Micro-core is widely used by small CMSes, with limited core functionality, to grow their community and expand functionalities. The best example of this is Wordpress. We do not even consider Wordpress as a CMS, but they have thousands of functionalities extensions to their minimal system.

Positive reflections about the micro-core approach

The micro-core keep the Open Source CMS vendors' job easier in order to secure the main platform. Most evangelists for the micro-core approach also point out the importance of not to activate a lot of functionalities you do not need. This just raises additional security issues to your Open Source CMS.

Negative reflections about the micro-core approach

In the same way as the Open Source CMS vendors job to secure the core becomes easier, the job of keeping track on the extensions gets harder. As a user of an Open Source CMS with a micro-core approach, you are for forced to install extensions provided by the community, without any guaranty of quality or upgrades.

Some Open Source CMS vendors have been trying to control the security profile of their extensions and modules by having security teams that scan the source code. However, these teams are missing the important step of participating with security advices on how modules and extensions are designed.

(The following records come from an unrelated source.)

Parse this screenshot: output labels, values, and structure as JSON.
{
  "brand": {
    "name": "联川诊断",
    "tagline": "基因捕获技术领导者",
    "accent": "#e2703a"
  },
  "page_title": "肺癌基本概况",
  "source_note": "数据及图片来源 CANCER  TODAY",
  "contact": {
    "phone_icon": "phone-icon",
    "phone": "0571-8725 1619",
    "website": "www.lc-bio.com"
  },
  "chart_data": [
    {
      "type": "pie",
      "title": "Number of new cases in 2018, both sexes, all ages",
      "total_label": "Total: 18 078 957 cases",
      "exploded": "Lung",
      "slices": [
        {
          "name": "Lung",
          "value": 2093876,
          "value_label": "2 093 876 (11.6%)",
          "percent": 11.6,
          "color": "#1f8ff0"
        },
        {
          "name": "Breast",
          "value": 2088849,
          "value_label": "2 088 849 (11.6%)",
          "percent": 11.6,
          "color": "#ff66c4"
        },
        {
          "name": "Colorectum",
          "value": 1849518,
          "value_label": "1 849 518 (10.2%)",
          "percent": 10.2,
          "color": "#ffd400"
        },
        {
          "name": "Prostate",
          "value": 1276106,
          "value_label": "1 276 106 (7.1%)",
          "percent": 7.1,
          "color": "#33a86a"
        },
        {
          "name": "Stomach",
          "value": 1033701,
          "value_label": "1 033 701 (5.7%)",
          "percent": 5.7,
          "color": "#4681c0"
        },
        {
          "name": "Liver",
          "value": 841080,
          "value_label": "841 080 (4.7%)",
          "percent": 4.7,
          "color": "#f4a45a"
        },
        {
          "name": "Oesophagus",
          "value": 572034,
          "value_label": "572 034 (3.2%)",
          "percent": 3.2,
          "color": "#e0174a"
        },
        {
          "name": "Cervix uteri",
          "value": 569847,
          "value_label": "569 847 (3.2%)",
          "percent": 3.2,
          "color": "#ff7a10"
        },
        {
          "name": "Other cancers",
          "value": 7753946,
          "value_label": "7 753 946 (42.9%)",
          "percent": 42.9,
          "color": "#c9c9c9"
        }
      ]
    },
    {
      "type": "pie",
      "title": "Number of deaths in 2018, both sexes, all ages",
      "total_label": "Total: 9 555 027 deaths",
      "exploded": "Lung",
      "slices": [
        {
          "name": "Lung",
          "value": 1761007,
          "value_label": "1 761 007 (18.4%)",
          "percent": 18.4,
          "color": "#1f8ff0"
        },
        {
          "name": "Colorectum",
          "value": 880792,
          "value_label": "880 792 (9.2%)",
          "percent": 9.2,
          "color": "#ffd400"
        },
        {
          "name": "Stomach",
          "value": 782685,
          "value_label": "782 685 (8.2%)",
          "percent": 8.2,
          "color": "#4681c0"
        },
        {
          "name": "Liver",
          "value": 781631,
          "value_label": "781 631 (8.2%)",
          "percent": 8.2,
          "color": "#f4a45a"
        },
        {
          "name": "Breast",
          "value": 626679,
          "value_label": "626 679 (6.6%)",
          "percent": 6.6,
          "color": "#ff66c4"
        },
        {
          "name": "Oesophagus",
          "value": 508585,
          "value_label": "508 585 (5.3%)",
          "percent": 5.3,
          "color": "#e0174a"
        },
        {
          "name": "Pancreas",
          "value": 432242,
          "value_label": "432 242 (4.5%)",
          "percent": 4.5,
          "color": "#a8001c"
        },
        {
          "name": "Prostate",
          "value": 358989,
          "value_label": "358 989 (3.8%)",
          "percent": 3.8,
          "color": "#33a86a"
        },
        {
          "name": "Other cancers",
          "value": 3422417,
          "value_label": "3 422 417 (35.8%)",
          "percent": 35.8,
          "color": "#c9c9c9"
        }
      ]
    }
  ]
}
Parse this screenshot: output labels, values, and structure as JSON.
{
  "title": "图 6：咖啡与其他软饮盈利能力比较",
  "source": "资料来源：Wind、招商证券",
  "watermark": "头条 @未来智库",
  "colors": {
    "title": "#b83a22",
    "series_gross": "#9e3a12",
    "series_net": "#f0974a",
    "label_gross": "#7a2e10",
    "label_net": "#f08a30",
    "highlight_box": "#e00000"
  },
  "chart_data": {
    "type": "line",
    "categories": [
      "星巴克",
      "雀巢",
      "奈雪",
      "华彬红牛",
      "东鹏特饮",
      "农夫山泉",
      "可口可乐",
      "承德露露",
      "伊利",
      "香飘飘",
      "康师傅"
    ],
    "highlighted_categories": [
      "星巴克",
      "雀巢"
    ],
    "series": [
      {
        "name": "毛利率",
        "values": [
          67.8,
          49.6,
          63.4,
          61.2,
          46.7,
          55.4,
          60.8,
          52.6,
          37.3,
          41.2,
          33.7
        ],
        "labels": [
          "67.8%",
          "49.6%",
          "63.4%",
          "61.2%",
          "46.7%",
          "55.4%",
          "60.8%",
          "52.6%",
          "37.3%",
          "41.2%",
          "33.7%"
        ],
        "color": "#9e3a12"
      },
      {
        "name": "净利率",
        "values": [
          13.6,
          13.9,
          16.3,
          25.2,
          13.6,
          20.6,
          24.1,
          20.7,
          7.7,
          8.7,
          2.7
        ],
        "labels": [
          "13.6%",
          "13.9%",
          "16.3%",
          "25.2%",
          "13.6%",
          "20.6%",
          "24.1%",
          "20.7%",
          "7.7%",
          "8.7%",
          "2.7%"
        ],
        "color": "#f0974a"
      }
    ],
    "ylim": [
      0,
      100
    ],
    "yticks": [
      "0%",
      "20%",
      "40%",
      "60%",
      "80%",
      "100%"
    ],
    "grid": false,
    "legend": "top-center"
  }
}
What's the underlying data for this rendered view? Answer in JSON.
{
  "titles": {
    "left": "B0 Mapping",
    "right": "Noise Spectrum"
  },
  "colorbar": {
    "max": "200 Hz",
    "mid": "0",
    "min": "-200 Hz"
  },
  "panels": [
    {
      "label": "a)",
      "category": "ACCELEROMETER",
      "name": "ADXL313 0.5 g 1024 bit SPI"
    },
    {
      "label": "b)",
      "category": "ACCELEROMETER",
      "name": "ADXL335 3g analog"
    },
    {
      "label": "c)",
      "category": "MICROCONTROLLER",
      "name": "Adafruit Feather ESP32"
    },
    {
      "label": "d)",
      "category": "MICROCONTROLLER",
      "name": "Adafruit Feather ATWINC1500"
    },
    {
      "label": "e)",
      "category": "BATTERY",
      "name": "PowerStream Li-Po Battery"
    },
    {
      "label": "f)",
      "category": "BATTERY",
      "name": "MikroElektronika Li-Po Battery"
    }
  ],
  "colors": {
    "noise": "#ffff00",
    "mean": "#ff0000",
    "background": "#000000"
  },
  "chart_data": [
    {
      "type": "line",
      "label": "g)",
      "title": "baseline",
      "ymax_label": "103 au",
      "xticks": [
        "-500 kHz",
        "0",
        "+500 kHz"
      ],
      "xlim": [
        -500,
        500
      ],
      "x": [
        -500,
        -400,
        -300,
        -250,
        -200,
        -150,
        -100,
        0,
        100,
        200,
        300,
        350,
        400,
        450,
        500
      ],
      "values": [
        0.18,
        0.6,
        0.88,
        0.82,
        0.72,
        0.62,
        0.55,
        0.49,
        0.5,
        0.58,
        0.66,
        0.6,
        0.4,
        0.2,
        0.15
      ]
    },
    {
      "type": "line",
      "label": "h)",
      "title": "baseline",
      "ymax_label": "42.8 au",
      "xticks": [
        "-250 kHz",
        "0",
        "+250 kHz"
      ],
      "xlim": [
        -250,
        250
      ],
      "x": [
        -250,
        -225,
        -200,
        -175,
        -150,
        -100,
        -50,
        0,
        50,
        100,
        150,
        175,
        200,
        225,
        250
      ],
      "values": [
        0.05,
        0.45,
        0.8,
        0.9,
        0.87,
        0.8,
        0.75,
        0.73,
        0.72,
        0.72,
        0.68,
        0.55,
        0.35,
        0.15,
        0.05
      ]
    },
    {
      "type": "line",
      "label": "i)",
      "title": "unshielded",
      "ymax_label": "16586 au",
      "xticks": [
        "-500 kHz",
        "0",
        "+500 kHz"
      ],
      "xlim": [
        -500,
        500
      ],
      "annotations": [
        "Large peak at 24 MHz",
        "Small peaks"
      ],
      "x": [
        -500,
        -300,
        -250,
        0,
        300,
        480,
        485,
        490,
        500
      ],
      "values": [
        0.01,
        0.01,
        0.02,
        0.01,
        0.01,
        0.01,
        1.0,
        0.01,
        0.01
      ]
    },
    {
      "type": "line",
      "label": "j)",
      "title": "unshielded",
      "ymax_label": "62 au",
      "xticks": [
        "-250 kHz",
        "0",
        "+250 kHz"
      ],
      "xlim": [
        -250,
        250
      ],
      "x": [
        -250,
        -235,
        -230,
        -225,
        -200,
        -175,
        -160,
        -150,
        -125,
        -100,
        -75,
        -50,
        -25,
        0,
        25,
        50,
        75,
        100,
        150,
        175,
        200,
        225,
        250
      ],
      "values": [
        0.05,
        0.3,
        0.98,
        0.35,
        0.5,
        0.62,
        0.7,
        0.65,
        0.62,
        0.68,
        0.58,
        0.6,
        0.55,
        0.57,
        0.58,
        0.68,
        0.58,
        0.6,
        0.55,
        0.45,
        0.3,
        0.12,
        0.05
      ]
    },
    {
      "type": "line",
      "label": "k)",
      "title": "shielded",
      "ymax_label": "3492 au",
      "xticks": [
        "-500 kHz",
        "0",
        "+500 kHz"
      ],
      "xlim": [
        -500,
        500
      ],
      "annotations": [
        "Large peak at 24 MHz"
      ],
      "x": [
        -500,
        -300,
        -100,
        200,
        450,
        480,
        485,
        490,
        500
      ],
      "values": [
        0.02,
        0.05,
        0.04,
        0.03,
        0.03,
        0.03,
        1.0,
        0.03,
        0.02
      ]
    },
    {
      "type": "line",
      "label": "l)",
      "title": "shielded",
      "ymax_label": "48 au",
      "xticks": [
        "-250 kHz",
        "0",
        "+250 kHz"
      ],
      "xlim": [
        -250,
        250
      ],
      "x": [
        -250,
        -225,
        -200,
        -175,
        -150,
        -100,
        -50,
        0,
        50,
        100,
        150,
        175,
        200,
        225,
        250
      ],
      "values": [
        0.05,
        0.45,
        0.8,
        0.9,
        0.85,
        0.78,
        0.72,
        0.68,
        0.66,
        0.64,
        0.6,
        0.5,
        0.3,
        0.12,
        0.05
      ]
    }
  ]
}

As John Viega in the article “Open Source Security: Still a Myth” writes:

“Most of these people who look for security problems will start by looking for the low-hanging fruit, focusing on the potential problems that could have monumental impact. In practice, this means that people tend to look for straightforward instances of common problems such as buffer overflows, format string problems, and SQL injection. Less sexy risks tend to get ignored completely.”